A few cans of spray paint and some felt-tip markers did him in.

The term criminal mischief — among the felonies levied against the 22-year-old from Palm Beach Gardens — may sound lighthearted. In truth, as far as the courts are concerned, the charges came with the lowest-level felony penalties allowed by law.

But because of his habit of anointing any and all available surfaces with his distinctive markings, Goertz had racked up nine such charges. With that many, the penalties can add up alarmingly. Goertz's artistic endeavors, instead of ushering patrons past a gallery's red ropes, had earned him the opportunity to spend more than 45 years in prison. For the crime of defacing property with graffiti, Goertz was looking at forfeiting his freedom for twice as long as he'd been alive.

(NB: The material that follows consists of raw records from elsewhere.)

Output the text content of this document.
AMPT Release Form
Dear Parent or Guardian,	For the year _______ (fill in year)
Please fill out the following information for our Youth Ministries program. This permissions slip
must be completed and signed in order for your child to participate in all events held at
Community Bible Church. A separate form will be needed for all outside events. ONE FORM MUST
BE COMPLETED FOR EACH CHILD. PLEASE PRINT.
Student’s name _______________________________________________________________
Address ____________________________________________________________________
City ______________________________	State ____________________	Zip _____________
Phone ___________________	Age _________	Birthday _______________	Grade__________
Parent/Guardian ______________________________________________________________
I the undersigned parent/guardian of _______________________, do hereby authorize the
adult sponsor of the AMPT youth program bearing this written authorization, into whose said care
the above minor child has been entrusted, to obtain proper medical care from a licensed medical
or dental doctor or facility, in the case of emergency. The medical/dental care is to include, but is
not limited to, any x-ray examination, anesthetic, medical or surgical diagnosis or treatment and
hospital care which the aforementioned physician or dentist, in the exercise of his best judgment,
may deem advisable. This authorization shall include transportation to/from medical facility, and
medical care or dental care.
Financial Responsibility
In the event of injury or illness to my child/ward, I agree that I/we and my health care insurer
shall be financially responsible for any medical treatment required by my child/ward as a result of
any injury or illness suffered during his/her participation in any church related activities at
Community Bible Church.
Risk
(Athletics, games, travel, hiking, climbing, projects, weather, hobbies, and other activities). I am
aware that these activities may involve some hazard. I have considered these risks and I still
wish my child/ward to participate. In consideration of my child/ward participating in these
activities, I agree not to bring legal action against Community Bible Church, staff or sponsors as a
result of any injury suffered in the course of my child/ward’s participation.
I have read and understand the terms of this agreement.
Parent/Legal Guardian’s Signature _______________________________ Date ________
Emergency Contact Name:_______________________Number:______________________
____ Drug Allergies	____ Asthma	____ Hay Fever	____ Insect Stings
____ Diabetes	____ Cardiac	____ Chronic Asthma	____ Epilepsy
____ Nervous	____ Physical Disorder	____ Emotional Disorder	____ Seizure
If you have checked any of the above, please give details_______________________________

"In another county, with another judge and another prosecutor, he could have easily gotten 20 years in prison," intones Alan Johnson of the Florida State Attorney's Office. He led prosecution efforts against Goertz in a court case that ended in April. "Things could have been much, much worse for Mr. Goertz."

At his sentencing on April 6, Goertz was shocked when the judge announced the terms: 1,000 hours of community service, spent on weekends, removing graffiti; $19,000 in restitution; and he's on probation for five years.

Johnson actually sounds palpably relieved that Goertz was spared the maximum penalty. In his voice, there's more than a vestige of concern about the young man.

"He's still a kid," he says sympathetically. "I'm not advocating that we lock up a 22-year-old and throw away the key."

For now, Goertz can't so much as look at a can of spray paint. If he screws up, he's looking at serious time behind bars. Even showing up tardy to a meeting with his probation officer could spell doom.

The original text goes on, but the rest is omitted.